I know I’m preaching to the choir here, but let me ask a question with an obvious answer. Why do we like the Mac? Is it hardware design? Probably not. Is it interface design instead?
More than likely it is a combination of both, though I contend that it’s something more than interface (software) or hardware design. Not for sake of argument, because I’m not going to argue the point, but, is the Mac’s UI better than Windows?
It’s an arguable point, of course, but since the Mac is made up of hardware design and software design, it’s safer for me to say that the Mac’s user interface is much better than Windows (choose whatever flavor you want).
Let me generalize for a moment. Why is it better? It’s not an issue of whether the Finder is a great utility for file and folder navigation. It’s not a collection of dialog boxes, window panes, or the Dock vs. whatever Windows Vista is using these days.
The reason, generally speaking, that the Mac’s interface—the user experience we all know and love—is better than Windows, is the same reason Mac hardware is better than typical PC hardware.
Apple pays attention to the details overlooked or ignored by competitors. Apple’s designers, software and hardware, care about what works, and how it works, and it shows all over, and stands in stark contrast to the confusing, gaudy, feature frenzy representative of Windows PCs.
It’s the attention to detail that makes the Mac what it is, and the lack of which makes Windows and most PCs a crass blend of uniform mediocrity (albeit popular).
Instead of arguing my premise with a point by point comparison of the Mac vs. a Windows PC (assuming you’re a Mac user reading this, you have an idea that I’m probably correct anyway), let me give you a couple of graphic examples of poor user interface, one Windows, and one iPhone, both non-Apple, both deplorable.
First, take a look at whatever Mac browser you’re using; Safari, Firefox or whatever. Why do you use it? How well does it work for you compared to previous versions?
Look at the Mac’s Finder, the Dock, or whatever other utility you use to find files and folders or to launch applications and utilities. How long did it take you to find your way around the Mac’s Finder or Dock or your favorite utilities?
Here’s an example of a Windows utility for batch file renaming. It speaks for itself. Every feature, configuration, adjustment, is on a single screen.
A new user’s first thought may be, “Where do I start?” That’s because, whether the utility is a good one or not, little effort was given to how the user will use those features.
Truly, a picture tells a thousand words. I don’t want to denigrate (too much) the publisher’s efforts to create a useful utility. Poor user design isn’t just limited to Windows PC software.
We all have our favorite software that we love to use, and favorite software we love to hate. I’m not a fan of Apple’s Mail, though I admit there is not much to complain about these days. Most Mac users use Mail and don’t worry about the little hiccups that I dislike.

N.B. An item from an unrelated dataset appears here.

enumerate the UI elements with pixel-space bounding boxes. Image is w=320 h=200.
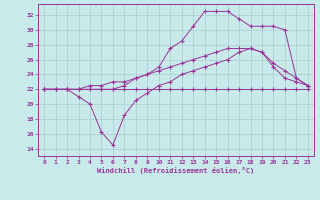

Apple takes the same preference for elegant user interface and hardware design to the iPhone and iPod touch. Relative to most other so-called smart phones, Apple’s efforts stand out like me at a cheerleader’s convention (hint, they’re shorter and thinner than me).
Many of the more popular apps for the iPhone and iPod touch are wonderful efforts in design, highlighting ease of use, an elegant interface, and a no-manual required effort.
With Apple and so many other developers, Mac and iPhone, you’d think that good user interface design would be contagious. Hint: apparently not, as evidenced by what I found on AppShopper.
Simply put, the most popular and useful Mac applications share something in common with popular iPhone and iPod touch applications. Attention to detail first, ease of use second, utility and useful a close third.
I’m sure you have a few favorite applications and utilities. I’m also certain you can find a few examples where we could ask, “What was Apple thinking?” But I won’t judge a whole company’s massive design efforts in hardware and software with a few minor issues.
Apple gets a lot more right than they get wrong because they’re relentless. They strive to make their designs work well and don’t seem to accept what is mediocre or good enough.
That’s typical for Apple, and it’s a level of overall quality that Apple’s customers have come to expect. It’s also an attitude that seems to pervade all of Apple’s products, hardware or software.
Name another company with more diverse products, sold to more customers, and with customer satisfaction levels similar to Apple.